Si les formats de description des archives sont de plus en plus pensés pour permettre la mise en relation des sources entre elles et la constitution de bases de données fédérées, force est de constater que l’archivistique comparée, pourtant riche d’enseignements, ainsi que le relevait Marie-Anne Chabin (2009, p. 154) lors de sa communication au colloque consacré à L’erreur archivistique, est très peu développée. Elle faisait alors référence à la constitution des fonds d’un dépôt à l’autre, comparativement aux administrations de même type dont les archivistes sont supposés collecter les archives. L’enrichissement de l’archivistique par de nouvelles méthodes serait sans conteste bénéfique, à la fois pour les archivistes et pour les chercheurs travaillant sur les fonds. En ce sens, nous rejoignons Eric Ketelaar, qui considère, de façon large, que « l’archivistique doit être comparative comme discipline scientifique », et plaide pour une « ethnologie archivistique » (2001, p. 18).

Cet appel à créer une ethnographie des pratiques archivistiques vise à alimenter la possibilité d’une anthropologie des archives en formation, et non pas seulement à partir des archives déjà archivées. Il s’agit bien de comprendre ce que le processus même de l’archivage définitif révèle et produit en matière de représentations sociales, mais aussi ce que cela suppose quant à la perception et à l’interprétation différée et à venir, de ce dont ces mêmes objets archivés sont censés rendre compte. Ceci revient à faire de l’archivistique un champ de rencontre entre les producteurs et les usagers, ou plutôt entre d’une part, les savoirs qui commandent les logiques de production des documents à archiver (droit, sciences administratives, voire managériales au sens large) et d’autre part, les disciplines académiques ou savantes qui donnent, à terme tout au moins, aux documents d’archives une raison d’être.
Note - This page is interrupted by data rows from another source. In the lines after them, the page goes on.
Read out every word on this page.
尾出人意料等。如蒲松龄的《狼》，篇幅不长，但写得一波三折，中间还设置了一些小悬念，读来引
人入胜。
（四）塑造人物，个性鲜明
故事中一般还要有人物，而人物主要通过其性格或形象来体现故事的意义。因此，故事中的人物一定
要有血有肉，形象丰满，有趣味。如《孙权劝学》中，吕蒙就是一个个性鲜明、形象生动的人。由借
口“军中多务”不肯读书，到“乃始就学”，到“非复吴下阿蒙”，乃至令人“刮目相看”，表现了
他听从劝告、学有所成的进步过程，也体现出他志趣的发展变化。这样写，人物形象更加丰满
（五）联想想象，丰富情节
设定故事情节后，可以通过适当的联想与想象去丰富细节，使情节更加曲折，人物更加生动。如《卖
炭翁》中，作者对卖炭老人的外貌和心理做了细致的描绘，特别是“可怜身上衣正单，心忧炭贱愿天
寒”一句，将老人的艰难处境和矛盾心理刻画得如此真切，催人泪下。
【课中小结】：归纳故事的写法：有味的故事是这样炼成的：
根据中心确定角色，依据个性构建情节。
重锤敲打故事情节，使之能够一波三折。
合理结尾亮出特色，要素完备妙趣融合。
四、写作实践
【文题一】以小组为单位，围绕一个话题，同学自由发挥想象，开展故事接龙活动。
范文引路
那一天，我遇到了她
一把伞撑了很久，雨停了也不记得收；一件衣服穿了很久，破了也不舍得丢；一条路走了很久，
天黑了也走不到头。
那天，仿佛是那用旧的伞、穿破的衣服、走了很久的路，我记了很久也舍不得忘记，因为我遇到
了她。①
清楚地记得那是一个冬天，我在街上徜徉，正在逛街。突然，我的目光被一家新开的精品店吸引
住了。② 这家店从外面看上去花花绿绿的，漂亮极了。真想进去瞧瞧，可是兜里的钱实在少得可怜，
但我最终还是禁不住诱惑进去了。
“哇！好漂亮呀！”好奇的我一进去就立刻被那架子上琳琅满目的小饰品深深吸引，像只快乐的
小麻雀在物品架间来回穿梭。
On atteint ainsi un objectif aussi évident qu’inaccessible : saisir l’objet archivistique dans la complexité de sa genèse matérielle comme dans celle de ses fonctions sociales (multiples, successives, contradictoires), hors les usages présumés que les disciplines des sciences sociales qui recourent aux archives peuvent – ou pourraient – en faire. Il s’agit donc d’accomplir une double mise à distance, tant en ce qui concerne la production de normes administratives, managériales, patrimoniales ou informationnelles (voire informatiques) qu’en ce qui relève de la préconisation de méthodes visant à s’en tenir à une fonction scientifique auxiliaire, préparatoire et technique, à la fameuse et fatidique exploitation des sources.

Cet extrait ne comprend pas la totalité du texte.